Sure, it was probably a slip, yet also too on-the-nose in its accuracy to warrant a correction.
Conway, a counselor to the president after managing his election campaign, was in a heated exchange with NBC’s Chuck Todd on “Meet the Press” on Sunday, defending an inaccurate claim by White House Press Secretary Sean Spicer.
The issue started the day before when Spicer yelled at reporters for allegedly “sowing division” and “deliberately false reporting” of Trump’s inauguration crowd — which he called “the largest audience to witness an inauguration — period!”
Unfortunately for Spicer, there was no evidence to support his claim. Trump’s inauguration crowd was much smaller than President Barack Obama’s in 2009, and he drew fewer television viewers in the United States (30.6 million) than Obama did in 2009 (37.8 million) and Ronald Reagan did in 1981 (41.8 million), according to Nielsen figures reported by The New York Times.
Figures for online viewership were not available, although Spicer expressed confidence that the final count would reveal that more eyeballs witnessed this inauguration than any other.
The fact-checking later grew even more interesting on “Meet the Press” when Todd challenged Conway about Spicer’s promoting “falsehoods.” Conway disagreed:
“You’re saying it’s a falsehood, and … Sean Spicer, our press secretary, gave alternative facts to that,” Conway said.
“Alternative facts?” Call me old fashioned, but is that a euphemism for lying? I’m just asking.
Or maybe Conway, who has described herself as “a fully recovered lawyer,” is simply thinking like a lawyer and spin doctor. Courtrooms and political campaigns are arenas for dueling narratives. Each side has its set of facts and the other side has its, well, alternative facts.
But why is Team Trump so determined to argue on behalf of their president over something seemingly so trivial as his crowd count and television ratings? Because they represent Donald Trump, the unlikely candidate whose aspirations to greatness have left him disappointed that more Americans don’t think he’s all that great.
So he turns for reassurance to favorable numbers — such as crowd size, TV ratings and poll numbers, especially when they show him “winning.”
But his desperation is showing.
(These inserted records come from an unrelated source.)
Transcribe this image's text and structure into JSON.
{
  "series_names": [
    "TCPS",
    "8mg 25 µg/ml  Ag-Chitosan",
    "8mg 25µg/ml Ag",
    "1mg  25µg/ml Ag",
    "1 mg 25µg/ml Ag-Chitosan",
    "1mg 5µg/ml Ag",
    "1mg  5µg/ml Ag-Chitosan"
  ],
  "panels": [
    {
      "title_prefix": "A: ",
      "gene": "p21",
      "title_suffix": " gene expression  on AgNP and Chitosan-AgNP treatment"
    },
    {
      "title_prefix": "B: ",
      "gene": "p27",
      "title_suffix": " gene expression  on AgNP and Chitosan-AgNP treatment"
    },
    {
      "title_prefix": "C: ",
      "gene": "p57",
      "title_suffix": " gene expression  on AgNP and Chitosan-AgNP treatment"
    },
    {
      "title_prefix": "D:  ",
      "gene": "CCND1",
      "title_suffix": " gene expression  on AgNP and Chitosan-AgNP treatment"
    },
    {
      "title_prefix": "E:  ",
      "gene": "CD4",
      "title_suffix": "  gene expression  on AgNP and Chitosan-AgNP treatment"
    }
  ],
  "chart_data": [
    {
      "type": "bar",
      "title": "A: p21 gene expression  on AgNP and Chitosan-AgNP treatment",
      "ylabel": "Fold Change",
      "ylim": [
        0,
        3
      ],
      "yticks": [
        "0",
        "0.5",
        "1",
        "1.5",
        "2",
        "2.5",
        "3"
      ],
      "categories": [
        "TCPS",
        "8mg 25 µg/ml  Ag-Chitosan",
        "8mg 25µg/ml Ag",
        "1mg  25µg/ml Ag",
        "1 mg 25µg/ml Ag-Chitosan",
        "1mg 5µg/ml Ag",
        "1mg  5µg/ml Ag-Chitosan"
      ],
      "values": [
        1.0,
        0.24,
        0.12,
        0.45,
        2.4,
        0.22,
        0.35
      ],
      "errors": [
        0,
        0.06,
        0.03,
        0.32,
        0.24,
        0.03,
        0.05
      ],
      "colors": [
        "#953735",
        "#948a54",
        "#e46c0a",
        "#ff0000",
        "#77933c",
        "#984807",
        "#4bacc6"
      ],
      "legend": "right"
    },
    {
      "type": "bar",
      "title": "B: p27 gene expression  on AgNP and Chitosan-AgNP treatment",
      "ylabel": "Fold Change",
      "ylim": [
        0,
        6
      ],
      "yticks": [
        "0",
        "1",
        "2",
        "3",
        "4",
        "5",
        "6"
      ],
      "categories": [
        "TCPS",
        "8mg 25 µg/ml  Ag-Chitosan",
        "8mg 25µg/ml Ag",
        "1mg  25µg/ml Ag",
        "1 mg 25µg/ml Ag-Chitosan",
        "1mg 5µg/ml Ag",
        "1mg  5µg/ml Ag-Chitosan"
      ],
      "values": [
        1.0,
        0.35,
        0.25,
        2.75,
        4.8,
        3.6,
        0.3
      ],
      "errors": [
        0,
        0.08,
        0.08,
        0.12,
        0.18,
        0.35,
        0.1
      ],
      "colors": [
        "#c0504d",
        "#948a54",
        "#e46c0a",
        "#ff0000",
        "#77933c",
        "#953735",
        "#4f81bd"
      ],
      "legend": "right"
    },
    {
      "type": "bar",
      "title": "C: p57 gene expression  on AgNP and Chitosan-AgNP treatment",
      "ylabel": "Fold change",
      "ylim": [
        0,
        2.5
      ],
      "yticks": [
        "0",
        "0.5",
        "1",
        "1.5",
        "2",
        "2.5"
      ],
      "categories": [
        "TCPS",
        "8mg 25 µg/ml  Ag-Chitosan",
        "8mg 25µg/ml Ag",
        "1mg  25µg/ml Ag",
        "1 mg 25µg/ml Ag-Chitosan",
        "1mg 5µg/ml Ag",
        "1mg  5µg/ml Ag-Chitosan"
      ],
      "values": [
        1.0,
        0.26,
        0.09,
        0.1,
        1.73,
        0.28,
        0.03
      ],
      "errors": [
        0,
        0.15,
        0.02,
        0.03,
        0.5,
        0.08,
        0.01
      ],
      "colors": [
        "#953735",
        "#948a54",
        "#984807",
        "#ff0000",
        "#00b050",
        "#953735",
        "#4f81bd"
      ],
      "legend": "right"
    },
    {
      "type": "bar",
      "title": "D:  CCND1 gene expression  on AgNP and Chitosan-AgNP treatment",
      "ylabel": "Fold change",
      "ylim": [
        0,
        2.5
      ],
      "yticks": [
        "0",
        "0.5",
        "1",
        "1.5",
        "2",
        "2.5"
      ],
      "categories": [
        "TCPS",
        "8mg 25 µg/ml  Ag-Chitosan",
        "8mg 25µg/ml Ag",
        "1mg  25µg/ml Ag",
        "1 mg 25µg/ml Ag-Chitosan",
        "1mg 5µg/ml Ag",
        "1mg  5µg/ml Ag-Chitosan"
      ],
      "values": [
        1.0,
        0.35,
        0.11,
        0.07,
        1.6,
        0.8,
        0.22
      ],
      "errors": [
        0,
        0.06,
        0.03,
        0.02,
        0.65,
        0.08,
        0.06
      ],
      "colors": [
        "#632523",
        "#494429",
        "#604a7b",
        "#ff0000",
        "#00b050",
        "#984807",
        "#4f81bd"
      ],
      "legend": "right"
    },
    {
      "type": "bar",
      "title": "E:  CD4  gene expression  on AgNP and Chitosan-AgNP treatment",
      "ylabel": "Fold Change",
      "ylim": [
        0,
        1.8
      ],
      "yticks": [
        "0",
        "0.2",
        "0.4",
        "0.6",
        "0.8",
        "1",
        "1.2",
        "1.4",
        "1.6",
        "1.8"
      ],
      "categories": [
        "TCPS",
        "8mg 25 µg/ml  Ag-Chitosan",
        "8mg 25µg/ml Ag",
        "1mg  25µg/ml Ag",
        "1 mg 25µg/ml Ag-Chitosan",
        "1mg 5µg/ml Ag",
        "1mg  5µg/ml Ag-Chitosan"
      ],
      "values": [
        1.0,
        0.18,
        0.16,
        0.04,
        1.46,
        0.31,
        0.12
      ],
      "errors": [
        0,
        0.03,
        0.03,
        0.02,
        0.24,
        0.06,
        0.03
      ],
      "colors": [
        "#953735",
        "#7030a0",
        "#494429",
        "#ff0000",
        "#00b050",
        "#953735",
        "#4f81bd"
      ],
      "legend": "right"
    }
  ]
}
His efforts to minimize the significance of the Women’s March and Obama’s inaugurations only served instead to glorify them with more attention — well deserved, in my view.
Even on Monday, The New York Times reported that the new president used part of his first official meeting with congressional leaders to rehash his old and false claim that millions of unauthorized immigrants had robbed him of a popular vote majority. He also reportedly talked about the size of the crowd for his inaugural address.
Donald, let it go.
But even after his swearing-in, his inner salesman will not be contained. It is still hard at work, giving us a hard sell to prop up his legitimacy, perhaps in his own mind as much as anyone else’s — even if he has to inflate a few numbers here and there.
“The final key to the way I promote is bravado,” he says in “The Art of the Deal,” co-authored by Tony Schwartz, who says he made up the phrase “truthful hyperbole” and Trump approved it. “I play to people’s fantasies. People may not always think big themselves, but they can still get very excited by those who do. That’s why a little hyperbole never hurts. People want to believe that something is the biggest and the greatest and the most spectacular. I call it truthful hyperbole. It’s an innocent form of exaggeration — and a very effective form of promotion.”
Welcome to the zone of alternative facts, where your fantasies will be pandered to.
Trump’s bravado challenges our traditional notions of the presidency. George Washington never told a lie, according to legend. But would he tell an alternative fact?
Or would alt-facts make “Honest Abe” Lincoln less honest? In today’s politically cynical times, maybe not so much. But I wouldn’t call that progress.
Clarence Page is a columnist for the Chicago Tribune.